Melbourne Festival
45downstairs,
Oct 12 to 28, 2012
Reviewer: Kate Herbert
Stars:****
Te Kohe Tuaka as Michel James Manaia
NEW ZEALAND ACTOR, TE KOHE TUHAKA, with his formidable muscularity, blazing, dark eyes and sensitive portrayal of a man on the edge of violence and despair, is a powerful presence as Michael James Manaia in John Broughton’s 1991 play.
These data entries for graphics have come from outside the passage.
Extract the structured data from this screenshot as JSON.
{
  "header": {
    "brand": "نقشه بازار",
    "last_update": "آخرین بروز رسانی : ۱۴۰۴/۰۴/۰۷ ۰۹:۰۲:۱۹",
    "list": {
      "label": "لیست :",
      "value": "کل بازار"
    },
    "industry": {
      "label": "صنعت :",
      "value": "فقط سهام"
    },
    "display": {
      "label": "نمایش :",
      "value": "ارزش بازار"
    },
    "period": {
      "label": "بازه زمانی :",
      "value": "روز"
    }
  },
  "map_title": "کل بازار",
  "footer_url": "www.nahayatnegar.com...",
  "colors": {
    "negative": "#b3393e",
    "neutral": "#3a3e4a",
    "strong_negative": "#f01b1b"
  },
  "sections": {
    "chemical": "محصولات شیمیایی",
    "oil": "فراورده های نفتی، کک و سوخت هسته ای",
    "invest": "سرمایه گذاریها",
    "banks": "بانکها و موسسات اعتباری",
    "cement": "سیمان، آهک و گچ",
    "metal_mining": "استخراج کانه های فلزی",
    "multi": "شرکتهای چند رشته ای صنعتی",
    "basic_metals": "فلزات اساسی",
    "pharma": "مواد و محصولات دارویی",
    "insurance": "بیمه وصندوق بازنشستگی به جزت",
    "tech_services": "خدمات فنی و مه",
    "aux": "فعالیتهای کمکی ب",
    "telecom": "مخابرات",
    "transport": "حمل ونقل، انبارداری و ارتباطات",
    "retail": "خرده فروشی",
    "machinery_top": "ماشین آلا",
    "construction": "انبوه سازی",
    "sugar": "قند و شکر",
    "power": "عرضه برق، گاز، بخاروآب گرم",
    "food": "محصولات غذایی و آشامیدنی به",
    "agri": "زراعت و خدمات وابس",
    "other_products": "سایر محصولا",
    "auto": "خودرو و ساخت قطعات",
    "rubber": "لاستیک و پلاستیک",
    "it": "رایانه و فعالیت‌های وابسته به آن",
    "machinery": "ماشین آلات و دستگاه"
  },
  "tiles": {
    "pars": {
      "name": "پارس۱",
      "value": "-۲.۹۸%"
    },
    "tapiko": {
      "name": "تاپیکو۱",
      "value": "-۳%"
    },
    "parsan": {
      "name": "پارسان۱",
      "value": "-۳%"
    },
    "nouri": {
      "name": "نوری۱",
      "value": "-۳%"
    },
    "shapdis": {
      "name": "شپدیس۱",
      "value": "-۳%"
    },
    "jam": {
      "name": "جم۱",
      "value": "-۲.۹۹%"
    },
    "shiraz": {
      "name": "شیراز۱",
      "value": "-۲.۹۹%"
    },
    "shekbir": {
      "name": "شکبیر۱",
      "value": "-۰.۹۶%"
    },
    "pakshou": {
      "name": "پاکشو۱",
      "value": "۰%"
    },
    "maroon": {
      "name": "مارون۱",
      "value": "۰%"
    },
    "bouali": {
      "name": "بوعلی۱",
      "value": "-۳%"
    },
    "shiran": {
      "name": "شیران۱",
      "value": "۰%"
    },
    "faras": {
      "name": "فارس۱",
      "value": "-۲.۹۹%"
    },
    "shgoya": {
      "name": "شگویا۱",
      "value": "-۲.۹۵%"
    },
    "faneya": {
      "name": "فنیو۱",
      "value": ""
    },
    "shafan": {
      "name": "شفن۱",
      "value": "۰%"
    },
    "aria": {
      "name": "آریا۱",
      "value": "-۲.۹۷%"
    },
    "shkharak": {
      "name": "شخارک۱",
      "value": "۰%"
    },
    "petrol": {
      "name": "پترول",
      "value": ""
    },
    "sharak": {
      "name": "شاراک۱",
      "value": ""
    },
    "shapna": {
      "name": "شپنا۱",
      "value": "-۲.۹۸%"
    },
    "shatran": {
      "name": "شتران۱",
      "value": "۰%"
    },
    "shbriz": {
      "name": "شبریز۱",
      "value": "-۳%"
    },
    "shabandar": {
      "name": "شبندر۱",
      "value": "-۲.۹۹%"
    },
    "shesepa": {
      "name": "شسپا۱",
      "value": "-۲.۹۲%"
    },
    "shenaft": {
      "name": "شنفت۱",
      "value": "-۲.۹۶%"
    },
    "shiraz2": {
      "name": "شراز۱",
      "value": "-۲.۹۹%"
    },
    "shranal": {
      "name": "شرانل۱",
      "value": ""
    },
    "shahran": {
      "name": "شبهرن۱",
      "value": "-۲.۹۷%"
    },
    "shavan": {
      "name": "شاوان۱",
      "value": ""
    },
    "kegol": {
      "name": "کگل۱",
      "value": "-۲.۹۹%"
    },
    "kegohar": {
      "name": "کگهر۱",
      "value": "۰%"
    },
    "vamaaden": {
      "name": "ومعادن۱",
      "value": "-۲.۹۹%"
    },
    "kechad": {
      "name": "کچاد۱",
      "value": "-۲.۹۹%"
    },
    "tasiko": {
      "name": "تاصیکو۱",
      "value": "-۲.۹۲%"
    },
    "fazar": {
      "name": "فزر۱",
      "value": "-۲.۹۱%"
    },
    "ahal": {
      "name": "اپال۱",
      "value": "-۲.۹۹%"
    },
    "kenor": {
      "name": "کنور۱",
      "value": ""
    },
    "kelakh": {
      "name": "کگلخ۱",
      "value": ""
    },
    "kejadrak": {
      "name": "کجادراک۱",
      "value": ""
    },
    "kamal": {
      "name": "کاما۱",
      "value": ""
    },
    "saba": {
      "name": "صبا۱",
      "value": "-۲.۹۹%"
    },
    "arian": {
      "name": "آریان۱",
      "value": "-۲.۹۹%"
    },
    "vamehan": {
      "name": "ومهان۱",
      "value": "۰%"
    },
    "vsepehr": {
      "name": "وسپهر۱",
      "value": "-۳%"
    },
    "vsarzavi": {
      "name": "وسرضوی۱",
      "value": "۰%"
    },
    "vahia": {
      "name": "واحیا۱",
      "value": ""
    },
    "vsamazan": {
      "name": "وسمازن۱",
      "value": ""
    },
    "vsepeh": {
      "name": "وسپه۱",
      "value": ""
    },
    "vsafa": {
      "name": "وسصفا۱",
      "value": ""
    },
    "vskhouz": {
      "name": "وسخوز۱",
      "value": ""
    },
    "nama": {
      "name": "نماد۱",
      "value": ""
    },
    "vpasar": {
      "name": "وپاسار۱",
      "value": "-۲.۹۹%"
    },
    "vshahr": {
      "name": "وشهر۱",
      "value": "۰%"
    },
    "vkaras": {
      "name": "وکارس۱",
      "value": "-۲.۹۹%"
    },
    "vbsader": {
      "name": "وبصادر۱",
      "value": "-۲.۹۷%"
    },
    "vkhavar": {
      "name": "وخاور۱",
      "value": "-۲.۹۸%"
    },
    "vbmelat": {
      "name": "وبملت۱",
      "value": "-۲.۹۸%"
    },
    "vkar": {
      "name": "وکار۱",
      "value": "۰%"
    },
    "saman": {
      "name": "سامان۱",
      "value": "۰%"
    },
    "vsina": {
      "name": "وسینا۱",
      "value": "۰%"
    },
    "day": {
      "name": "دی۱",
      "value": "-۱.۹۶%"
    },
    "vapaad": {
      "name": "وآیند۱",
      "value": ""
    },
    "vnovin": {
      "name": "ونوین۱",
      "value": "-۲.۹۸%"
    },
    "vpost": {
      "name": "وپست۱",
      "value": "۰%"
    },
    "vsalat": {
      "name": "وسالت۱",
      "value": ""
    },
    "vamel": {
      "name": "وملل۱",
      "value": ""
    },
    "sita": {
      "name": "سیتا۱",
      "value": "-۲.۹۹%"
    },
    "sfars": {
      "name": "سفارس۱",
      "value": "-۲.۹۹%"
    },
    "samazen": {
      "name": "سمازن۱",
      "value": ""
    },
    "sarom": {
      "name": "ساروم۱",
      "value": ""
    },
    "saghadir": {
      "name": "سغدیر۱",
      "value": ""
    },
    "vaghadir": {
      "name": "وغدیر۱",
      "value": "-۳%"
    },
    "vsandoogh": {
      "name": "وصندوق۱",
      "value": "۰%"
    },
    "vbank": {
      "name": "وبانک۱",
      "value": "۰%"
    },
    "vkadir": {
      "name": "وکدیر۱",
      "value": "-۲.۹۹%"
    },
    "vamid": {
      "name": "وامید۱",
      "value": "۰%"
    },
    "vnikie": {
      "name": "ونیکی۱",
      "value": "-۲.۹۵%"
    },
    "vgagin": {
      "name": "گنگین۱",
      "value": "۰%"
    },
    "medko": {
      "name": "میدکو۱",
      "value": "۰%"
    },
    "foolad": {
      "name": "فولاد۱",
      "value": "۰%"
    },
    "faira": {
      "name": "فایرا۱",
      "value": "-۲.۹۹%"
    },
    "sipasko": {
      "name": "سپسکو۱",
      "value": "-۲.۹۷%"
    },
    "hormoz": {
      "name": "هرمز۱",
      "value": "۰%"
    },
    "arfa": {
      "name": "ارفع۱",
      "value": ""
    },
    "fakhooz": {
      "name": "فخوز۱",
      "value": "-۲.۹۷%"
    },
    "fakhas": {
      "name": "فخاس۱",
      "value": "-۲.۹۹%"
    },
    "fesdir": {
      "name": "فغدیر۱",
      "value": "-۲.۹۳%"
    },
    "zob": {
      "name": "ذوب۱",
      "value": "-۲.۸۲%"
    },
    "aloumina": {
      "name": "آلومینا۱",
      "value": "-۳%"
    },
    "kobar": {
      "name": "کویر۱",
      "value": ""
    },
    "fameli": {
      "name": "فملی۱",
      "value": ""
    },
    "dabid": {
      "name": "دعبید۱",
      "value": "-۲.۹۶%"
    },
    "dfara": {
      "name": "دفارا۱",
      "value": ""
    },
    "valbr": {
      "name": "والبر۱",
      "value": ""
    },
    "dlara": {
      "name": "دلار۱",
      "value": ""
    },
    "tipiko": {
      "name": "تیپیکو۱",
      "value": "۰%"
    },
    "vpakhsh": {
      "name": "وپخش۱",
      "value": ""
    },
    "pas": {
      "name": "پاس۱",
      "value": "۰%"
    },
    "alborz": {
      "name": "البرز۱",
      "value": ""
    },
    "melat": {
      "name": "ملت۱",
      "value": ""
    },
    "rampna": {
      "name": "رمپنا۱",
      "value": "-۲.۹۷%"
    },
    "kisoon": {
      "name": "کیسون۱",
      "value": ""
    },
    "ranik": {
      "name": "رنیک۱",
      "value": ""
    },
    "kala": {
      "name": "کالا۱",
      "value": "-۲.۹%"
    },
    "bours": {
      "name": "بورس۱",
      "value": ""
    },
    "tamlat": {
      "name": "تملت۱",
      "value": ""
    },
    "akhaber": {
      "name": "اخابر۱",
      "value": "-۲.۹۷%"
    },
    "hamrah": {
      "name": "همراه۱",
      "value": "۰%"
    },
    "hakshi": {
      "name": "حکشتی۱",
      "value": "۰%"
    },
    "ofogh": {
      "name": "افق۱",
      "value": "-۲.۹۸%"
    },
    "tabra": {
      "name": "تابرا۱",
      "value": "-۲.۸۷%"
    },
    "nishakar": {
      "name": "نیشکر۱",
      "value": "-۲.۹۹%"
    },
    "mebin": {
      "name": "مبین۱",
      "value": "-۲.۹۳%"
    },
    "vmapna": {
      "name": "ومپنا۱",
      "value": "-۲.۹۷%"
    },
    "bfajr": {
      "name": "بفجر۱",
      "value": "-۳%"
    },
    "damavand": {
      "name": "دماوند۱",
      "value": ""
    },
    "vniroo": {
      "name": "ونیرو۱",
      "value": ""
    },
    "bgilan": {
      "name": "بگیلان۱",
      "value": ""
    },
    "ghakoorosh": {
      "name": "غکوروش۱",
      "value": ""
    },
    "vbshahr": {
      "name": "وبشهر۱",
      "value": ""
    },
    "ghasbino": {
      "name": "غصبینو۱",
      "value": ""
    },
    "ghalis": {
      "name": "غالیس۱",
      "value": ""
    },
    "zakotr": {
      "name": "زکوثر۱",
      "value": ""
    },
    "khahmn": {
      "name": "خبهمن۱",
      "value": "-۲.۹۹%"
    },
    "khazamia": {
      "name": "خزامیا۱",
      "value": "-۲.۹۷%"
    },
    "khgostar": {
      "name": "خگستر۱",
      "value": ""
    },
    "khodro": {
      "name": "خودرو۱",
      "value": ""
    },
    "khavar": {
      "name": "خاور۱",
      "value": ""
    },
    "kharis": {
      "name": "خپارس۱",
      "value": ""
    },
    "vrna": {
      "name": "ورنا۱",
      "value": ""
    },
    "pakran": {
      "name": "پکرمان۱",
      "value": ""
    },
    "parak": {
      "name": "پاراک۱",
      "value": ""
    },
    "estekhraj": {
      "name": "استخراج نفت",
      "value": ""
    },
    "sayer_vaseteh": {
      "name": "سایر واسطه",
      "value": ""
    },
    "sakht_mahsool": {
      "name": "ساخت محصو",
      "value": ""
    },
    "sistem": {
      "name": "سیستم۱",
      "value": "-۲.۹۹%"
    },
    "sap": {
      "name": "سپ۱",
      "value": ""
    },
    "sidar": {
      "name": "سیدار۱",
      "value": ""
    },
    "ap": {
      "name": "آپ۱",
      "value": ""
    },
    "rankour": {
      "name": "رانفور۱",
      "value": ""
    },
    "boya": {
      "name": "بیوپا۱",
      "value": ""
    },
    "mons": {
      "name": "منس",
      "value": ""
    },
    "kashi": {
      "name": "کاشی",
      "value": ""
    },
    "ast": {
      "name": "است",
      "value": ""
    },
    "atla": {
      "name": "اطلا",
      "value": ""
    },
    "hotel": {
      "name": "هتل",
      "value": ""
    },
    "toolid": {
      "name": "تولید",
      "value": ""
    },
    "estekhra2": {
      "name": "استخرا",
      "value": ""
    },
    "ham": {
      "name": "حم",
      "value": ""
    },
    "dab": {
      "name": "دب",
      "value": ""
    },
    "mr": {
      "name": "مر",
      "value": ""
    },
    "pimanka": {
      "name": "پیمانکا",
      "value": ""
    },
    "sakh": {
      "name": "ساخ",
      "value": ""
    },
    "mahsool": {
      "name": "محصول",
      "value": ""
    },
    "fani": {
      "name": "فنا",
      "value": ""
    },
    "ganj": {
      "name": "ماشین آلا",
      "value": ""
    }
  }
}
With bold and unsentimental
self-narration, Tuhaka imbues the story with an ominous undercurrent of mania
and rage as he leads us through Michael’s early life with his war veteran,
Maori father and English mother and extended Maori family.
After a gentle beginning,
the production, directed by Nathaniel Lees, escalates into compelling,
passionate, physical storytelling when Tuhaka navigates into the horrors of jungle
warfare in 1960s Vietnam, then back to New Zealand where life throws him a
different, confronting predicament.
Broughton’s script could
possibly benefit from contracting and editing Michael’s life before the war, in
order to jettison us sooner into his more dramatic, personal conflicts in
Vietnam and his inability to deal with a colourless life back home, without an enemy
to fight.
Tuhaka weaves playfulness
into Michael’s darkness as, with boyish glee and astonishing athleticism, he
leaps on and off a high platform, paddles a raft and gets up to pranks with his
beloved little brother, Mattie.
However, we are
constantly aware of grim layers lurking beneath his tough surface, as he snarls
at memories of his father’s drunken violence, hints at dark secrets and apologises
to his absent wife, Lizzy, for an unknown sin – or is it a crime?
Tuhaka, with his bold and
impassioned performance, captures the fractured life and psychology of a young
man whose hopes and dreams of a family life were destroyed by War.
Lees direction is robust
and energetic and the sparse design of wooden platforms (Daniel Williams) focuses
our attentions purely on Tuhaka and his physical presence.
Despite Broughton’s opening
scenes being too wordy and prolonged, this is a production with heart
and a riveting, committed performance from Tuhaka.